[Sir Ludar by Talbot Baines Reed]@TWC D-Link bookSir Ludar CHAPTER SIX 5/23
Yet often enough he brightened up, and began carolling some wild song; or else darted off the road after a hare or other game which he rarely failed to bring down with his arrow; or else rallied me for my silence, and bade me talk to him. At these times I asked him about his own country, and his father, and then his face lit up.

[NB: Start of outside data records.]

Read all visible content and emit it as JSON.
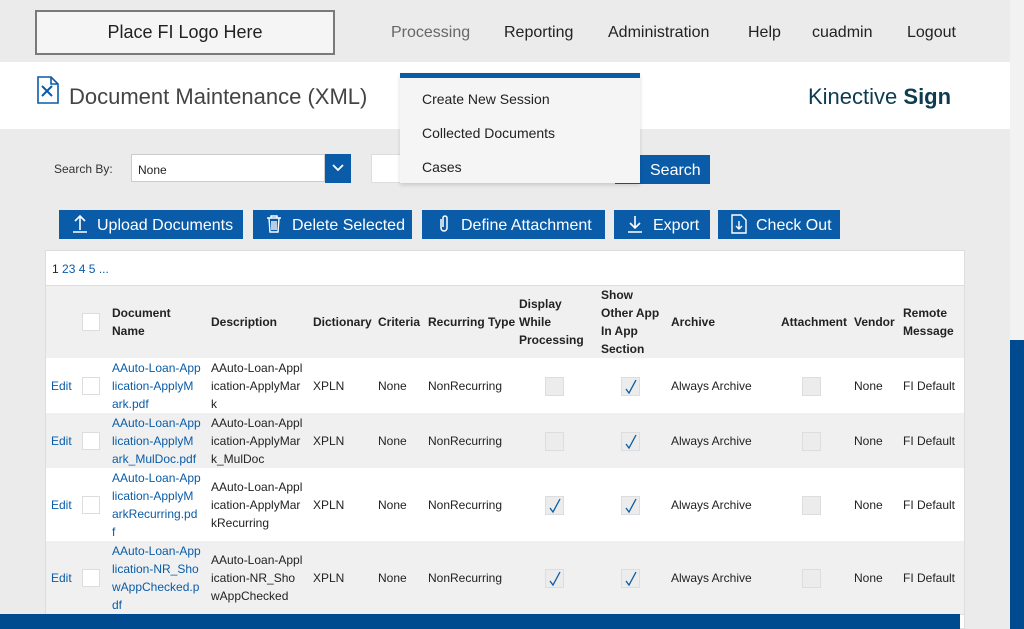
{
  "logo_placeholder": "Place FI Logo Here",
  "nav": {
    "processing": "Processing",
    "reporting": "Reporting",
    "administration": "Administration",
    "help": "Help",
    "user": "cuadmin",
    "logout": "Logout"
  },
  "dropdown": {
    "items": [
      "Create New Session",
      "Collected Documents",
      "Cases"
    ]
  },
  "page_title": "Document Maintenance (XML)",
  "brand": {
    "light": "Kinective ",
    "bold": "Sign"
  },
  "search": {
    "label": "Search By:",
    "selected": "None",
    "button": "Search"
  },
  "actions": {
    "upload": "Upload Documents",
    "delete": "Delete Selected",
    "define": "Define Attachment",
    "export": "Export",
    "checkout": "Check Out"
  },
  "pager": {
    "current": "1",
    "pages": [
      "2",
      "3",
      "4",
      "5"
    ],
    "more": "..."
  },
  "table": {
    "headers": {
      "document_name": [
        "Document",
        "Name"
      ],
      "description": "Description",
      "dictionary": "Dictionary",
      "criteria": "Criteria",
      "recurring_type": "Recurring Type",
      "display_while_processing": [
        "Display",
        "While",
        "Processing"
      ],
      "show_other_app": [
        "Show",
        "Other App",
        "In App",
        "Section"
      ],
      "archive": "Archive",
      "attachment": "Attachment",
      "vendor": "Vendor",
      "remote_message": [
        "Remote",
        "Message"
      ]
    },
    "edit_label": "Edit",
    "rows": [
      {
        "name_lines": [
          "AAuto-Loan-App",
          "lication-ApplyM",
          "ark.pdf"
        ],
        "desc_lines": [
          "AAuto-Loan-Appl",
          "ication-ApplyMar",
          "k"
        ],
        "dictionary": "XPLN",
        "criteria": "None",
        "recurring": "NonRecurring",
        "display_while_processing": false,
        "show_other_app": true,
        "archive": "Always Archive",
        "attachment": false,
        "vendor": "None",
        "remote_message": "FI Default"
      },
      {
        "name_lines": [
          "AAuto-Loan-App",
          "lication-ApplyM",
          "ark_MulDoc.pdf"
        ],
        "desc_lines": [
          "AAuto-Loan-Appl",
          "ication-ApplyMar",
          "k_MulDoc"
        ],
        "dictionary": "XPLN",
        "criteria": "None",
        "recurring": "NonRecurring",
        "display_while_processing": false,
        "show_other_app": true,
        "archive": "Always Archive",
        "attachment": false,
        "vendor": "None",
        "remote_message": "FI Default"
      },
      {
        "name_lines": [
          "AAuto-Loan-App",
          "lication-ApplyM",
          "arkRecurring.pd",
          "f"
        ],
        "desc_lines": [
          "AAuto-Loan-Appl",
          "ication-ApplyMar",
          "kRecurring"
        ],
        "dictionary": "XPLN",
        "criteria": "None",
        "recurring": "NonRecurring",
        "display_while_processing": true,
        "show_other_app": true,
        "archive": "Always Archive",
        "attachment": false,
        "vendor": "None",
        "remote_message": "FI Default"
      },
      {
        "name_lines": [
          "AAuto-Loan-App",
          "lication-NR_Sho",
          "wAppChecked.p",
          "df"
        ],
        "desc_lines": [
          "AAuto-Loan-Appl",
          "ication-NR_Sho",
          "wAppChecked"
        ],
        "dictionary": "XPLN",
        "criteria": "None",
        "recurring": "NonRecurring",
        "display_while_processing": true,
        "show_other_app": true,
        "archive": "Always Archive",
        "attachment": false,
        "vendor": "None",
        "remote_message": "FI Default"
      }
    ]
  },
  "colors": {
    "primary": "#0a5ca8",
    "dark_bar": "#004a8f",
    "brand_text": "#0d3b4f"
  }
}
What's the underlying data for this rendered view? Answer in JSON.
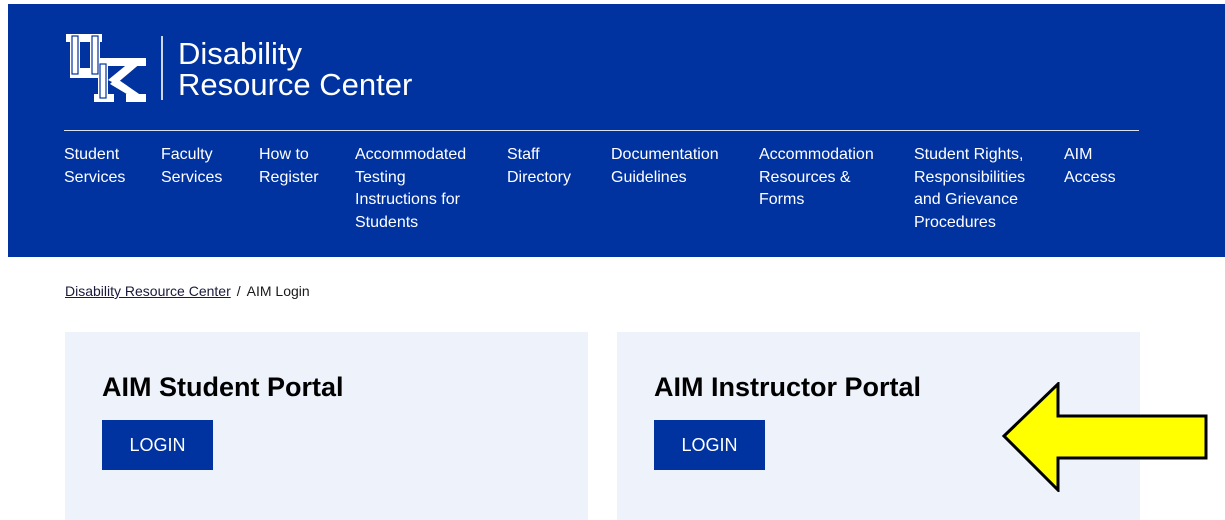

For though he had not seen either since he was a child, it was clear he longed to be back. "What prevents your returning now ?" said I. He looked at me in his strange wondering way. "Know you not that McDonnell is an exile, and that the hated Sassenach holds his castle ?" demanded he. I confessed I did not; for a London 'prentice hears little of the news outside.
Besides, though I durst not tell him as much, I did not know who McDonnell, his father, might be; or what he meant by Sassenach. "But he will feast in Dunluce once more," cried he, "and I shall be there too.
And the usurper woman Elizabeth shall--" Here I sprang at him, and felled him to the ground! The blood left my heart as I saw what I had done.
As he lay there, I could hardly believe it was I who had done it; for I loved him as my own brother, and never more so than when he leapt to his feet, and with white lips and heaving chest stood and faced me. I was so sure he would fly at me, that I did not even wait for him to begin, but flung myself blindly on him.